"Dunant" -- the first private trans-Atlantic cable -- goes live, with 250 Tbps speeds.

New SDM technology has 1 Petabit per second potential.

"Dunant" -- the first private trans-Atlantic cable -- goes live, with 250 Tbps speeds.

A landmark submarine cable, "Dunant", running from from Virginia Beach in the US and Saint-Hilaire-de-Riez on the French Atlantic coast with a record-breaking capacity of 250 Tbps has been successfully tested and commissioned by Google and SubCom -- using space-division multiplexing (SDM) design for the first time.

Dunant, first announced by Google in 2018, is the first private trans-Atlantic cable built by a non-telecommunications company. (Google was the first non-telco to build a private intercontinental cable with its Curie cable, which runs from Los Angeles to Valparaiso, Chile) and the first cable to use the emerging SDM technology, which has huge potential to radically upgrade transmission capacity and speeds.

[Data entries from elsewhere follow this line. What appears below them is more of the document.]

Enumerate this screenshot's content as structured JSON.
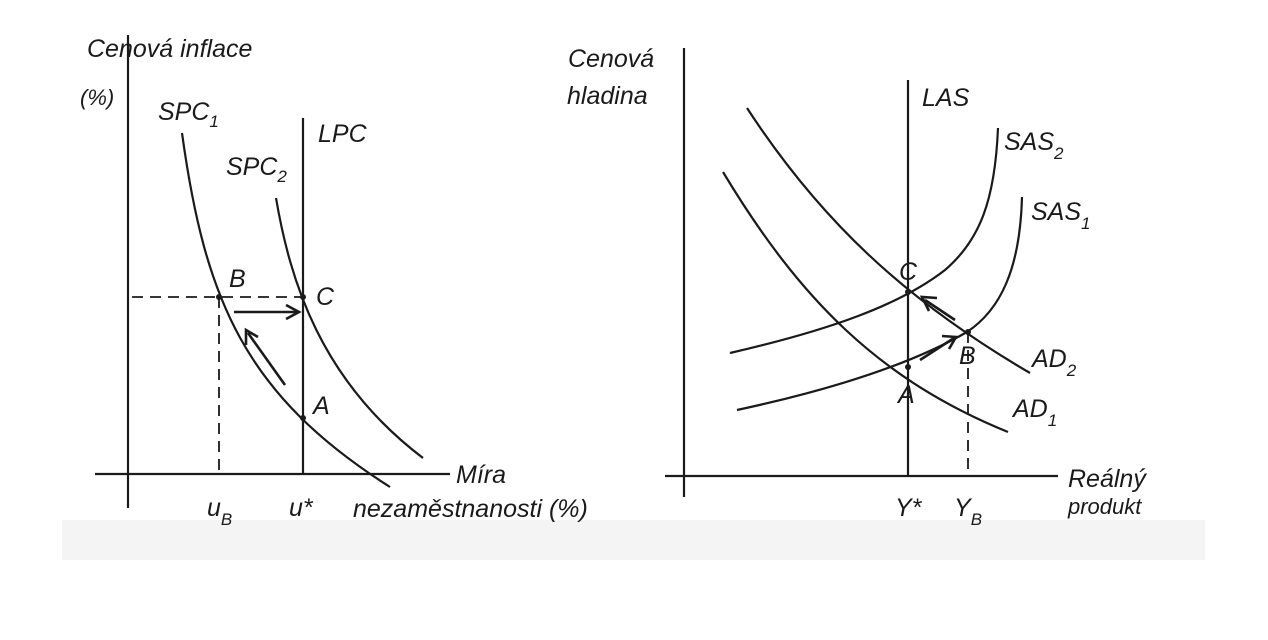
{
  "left_panel": {
    "y_axis_label_line1": "Cenová inflace",
    "y_axis_label_line2": "(%)",
    "x_axis_label_line1": "Míra",
    "x_axis_label_line2": "nezaměstnanosti (%)",
    "spc1": {
      "base": "SPC",
      "sub": "1"
    },
    "spc2": {
      "base": "SPC",
      "sub": "2"
    },
    "lpc": "LPC",
    "point_a": "A",
    "point_b": "B",
    "point_c": "C",
    "tick_ub": {
      "base": "u",
      "sub": "B"
    },
    "tick_ustar": "u*"
  },
  "right_panel": {
    "y_axis_label_line1": "Cenová",
    "y_axis_label_line2": "hladina",
    "x_axis_label_line1": "Reálný",
    "x_axis_label_line2": "produkt",
    "las": "LAS",
    "sas2": {
      "base": "SAS",
      "sub": "2"
    },
    "sas1": {
      "base": "SAS",
      "sub": "1"
    },
    "ad2": {
      "base": "AD",
      "sub": "2"
    },
    "ad1": {
      "base": "AD",
      "sub": "1"
    },
    "point_a": "A",
    "point_b": "B",
    "point_c": "C",
    "tick_ystar": "Y*",
    "tick_yb": {
      "base": "Y",
      "sub": "B"
    }
  },
  "colors": {
    "ink": "#1a1a1a",
    "background": "#ffffff"
  }
}
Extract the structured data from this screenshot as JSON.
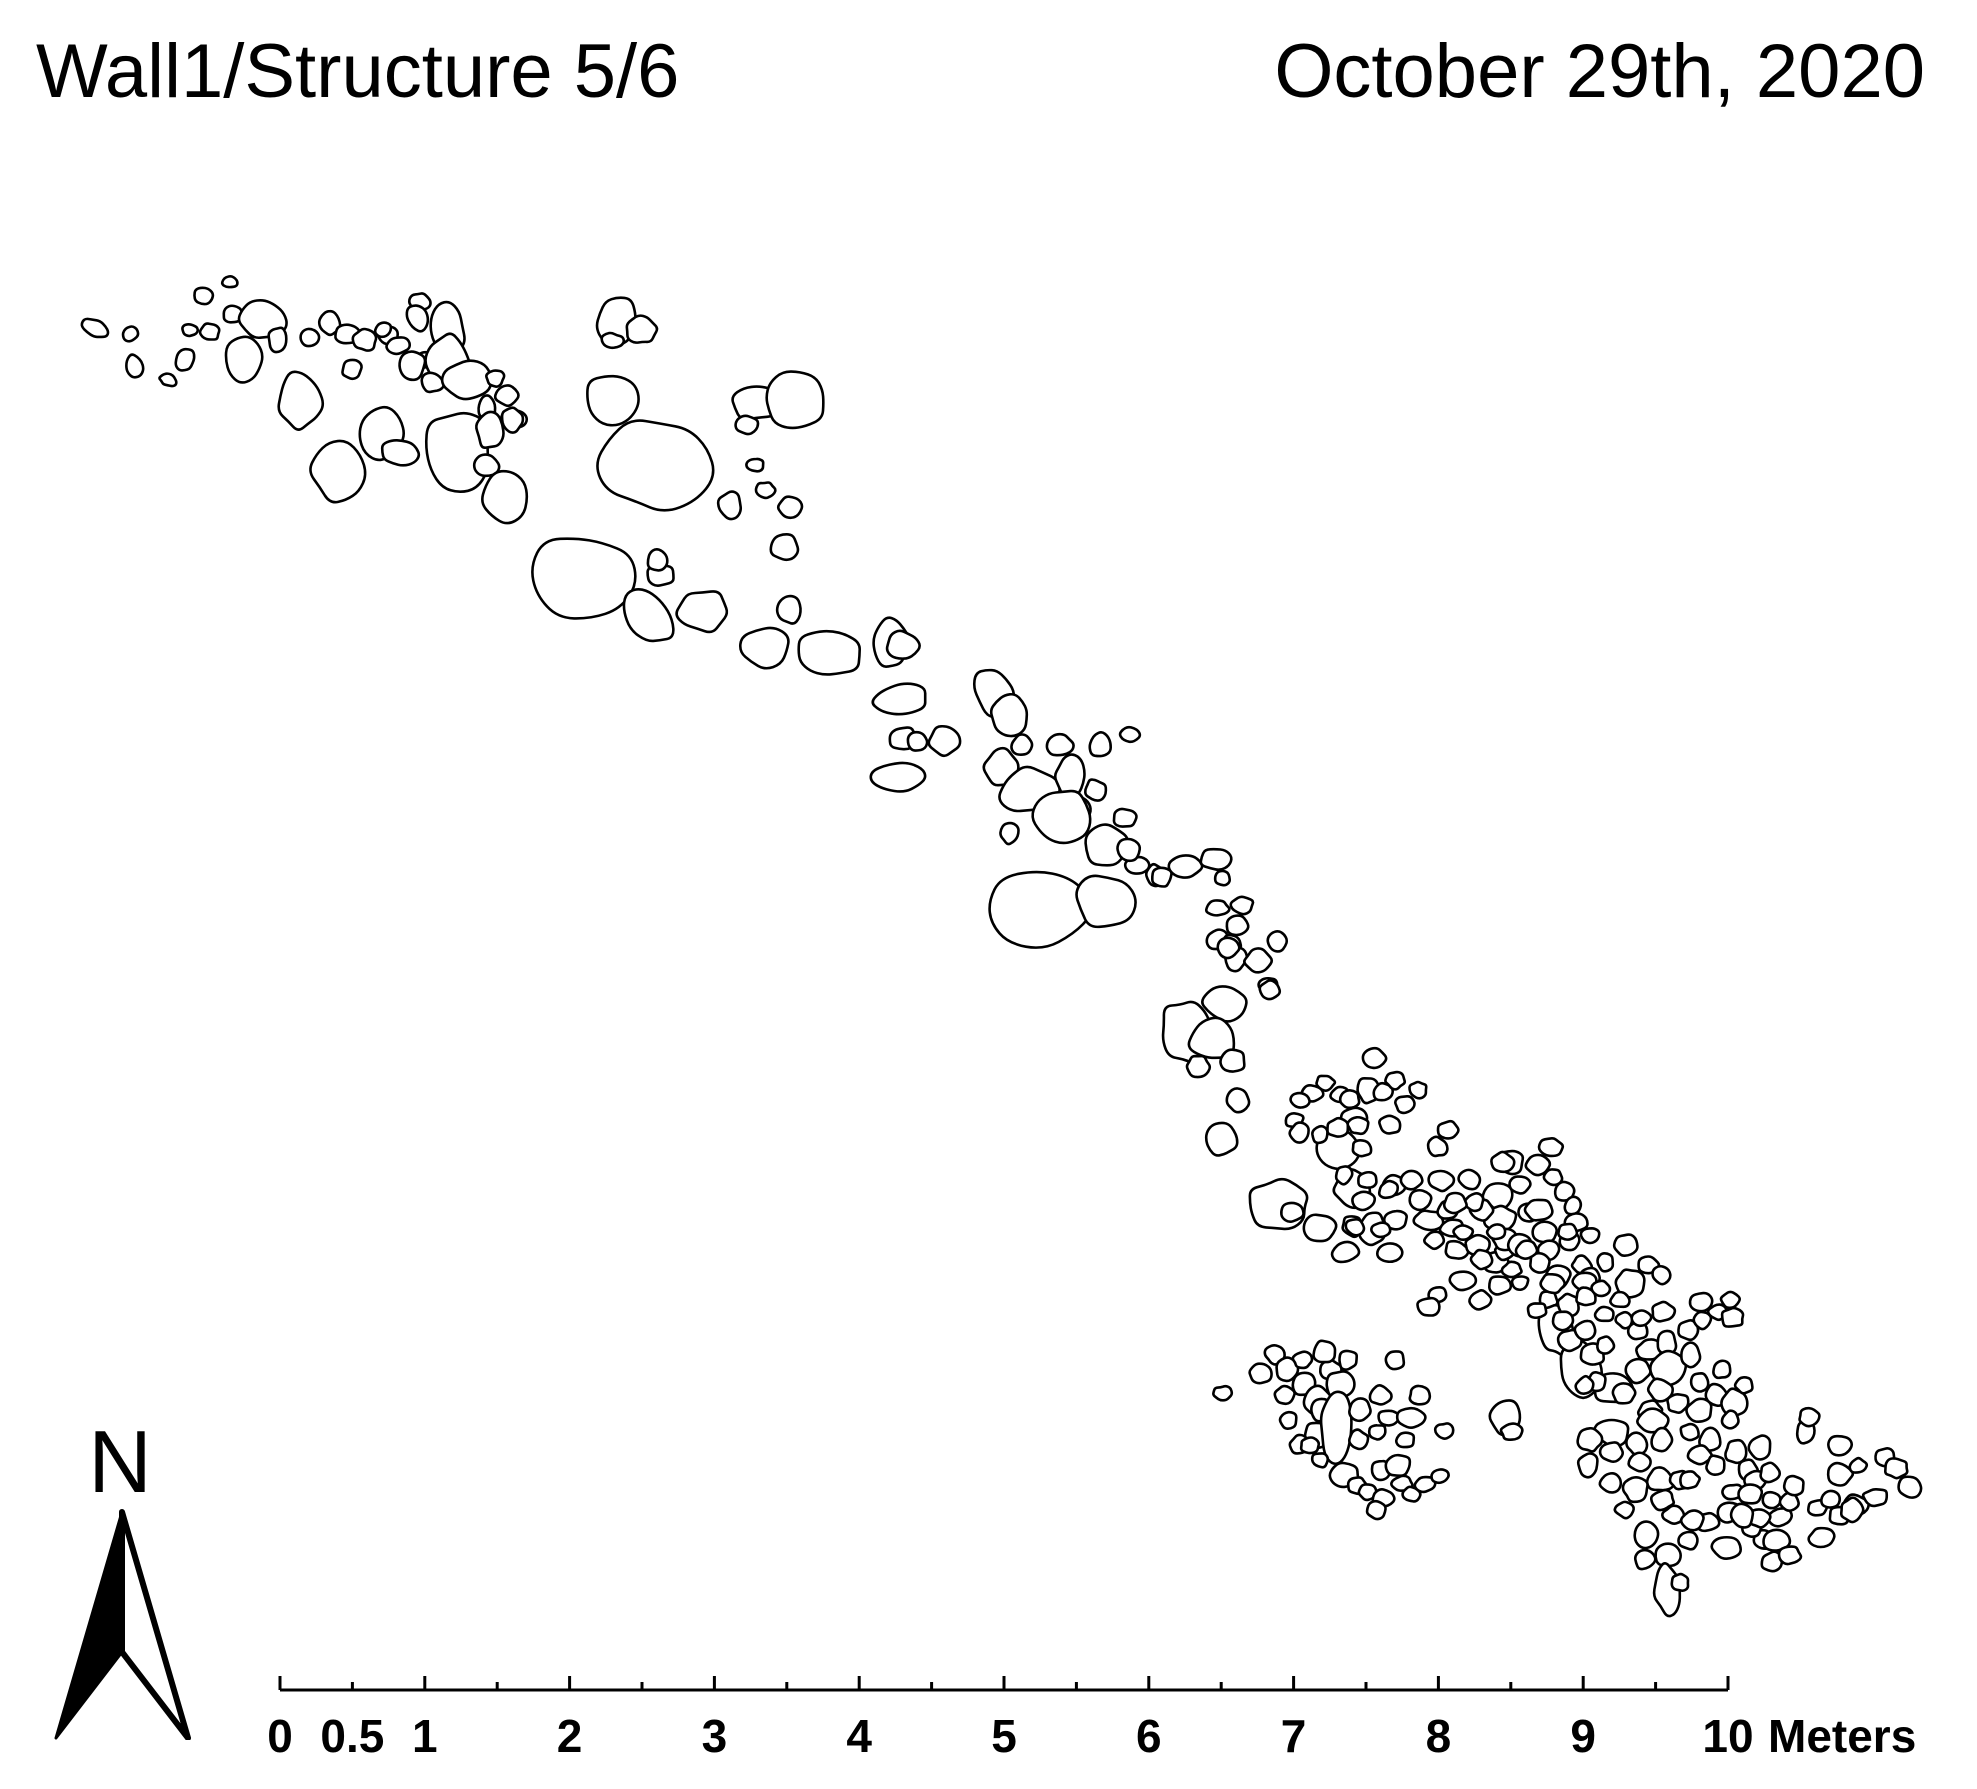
{
  "header": {
    "title": "Wall1/Structure 5/6",
    "date": "October 29th, 2020"
  },
  "north_arrow": {
    "label": "N",
    "icon": "north-arrow-icon"
  },
  "scale_bar": {
    "unit_label": "Meters",
    "tick_labels": [
      "0",
      "0.5",
      "1",
      "2",
      "3",
      "4",
      "5",
      "6",
      "7",
      "8",
      "9",
      "10"
    ],
    "tick_values": [
      0,
      0.5,
      1,
      2,
      3,
      4,
      5,
      6,
      7,
      8,
      9,
      10
    ],
    "max_value": 10
  },
  "colors": {
    "stroke": "#000000",
    "fill": "#ffffff",
    "background": "#ffffff"
  }
}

The capacity is designated for use by Google’s internal products and services; the company will not be sharing.

SDM is an emerging fibre optic technique that lets more fiber pairs carry channels with lower power and signal-to noise ratio (SNR). Previously the focus was on increasing per fiber pair capacity. Italy's Prysmian Group and Nokia Labs achieved a record-setting 1 PB/s transmission over an optical fibre using SDM, as reported this January.

Dunant (featuring 12 fibre pairs) goes live after Google in July 2020 revealed plans for a new 100% Google-owned 6,300 subsea cable linking the UK and US -- with a branch to Spain -- to be completed by 2022.

The “Grace Hopper” cable will be equipped with 16 fibre pairs and have a blistering claimed capacity of 340-350 Tbps. It will be first major new direct link between the US and UK since 2003.

Dunant is the first to deploy SDM, but the "2Africa" cable led by Facebook and China Mobile -- which will ring the entire African continent with a 23,000-mile-long cable that comes ashore in Nigeria, the Democratic Republic of Congo, Mozambique, Ghana and Somalia -- is also using an SDM design. (Completion is slated for 2024).

"While previous subsea cable technologies relied on a dedicated set of pump lasers to amplify each fiber pair, the SDM technology used in Dunant allows pump lasers and associated optical components to be shared among multiple fiber pairs. This ‘pump sharing’ technology enables more fibers within the cable while also providing higher system availability", Google said in a release shared Tuesday.

Mark Sokol, senior director of infrastructure, Google Cloud, added in a canned statement. “With record-breaking capacity and transmission speeds, Dunant will help users access content wherever they may be and supplement one of the busiest routes on the internet to support the growth of Google Cloud. Dunant is a remarkable achievement that would not have been possible without the dedication of both SubCom and Google’s employees, partners, and suppliers, who overcame multiple challenges this year to make this system a reality.”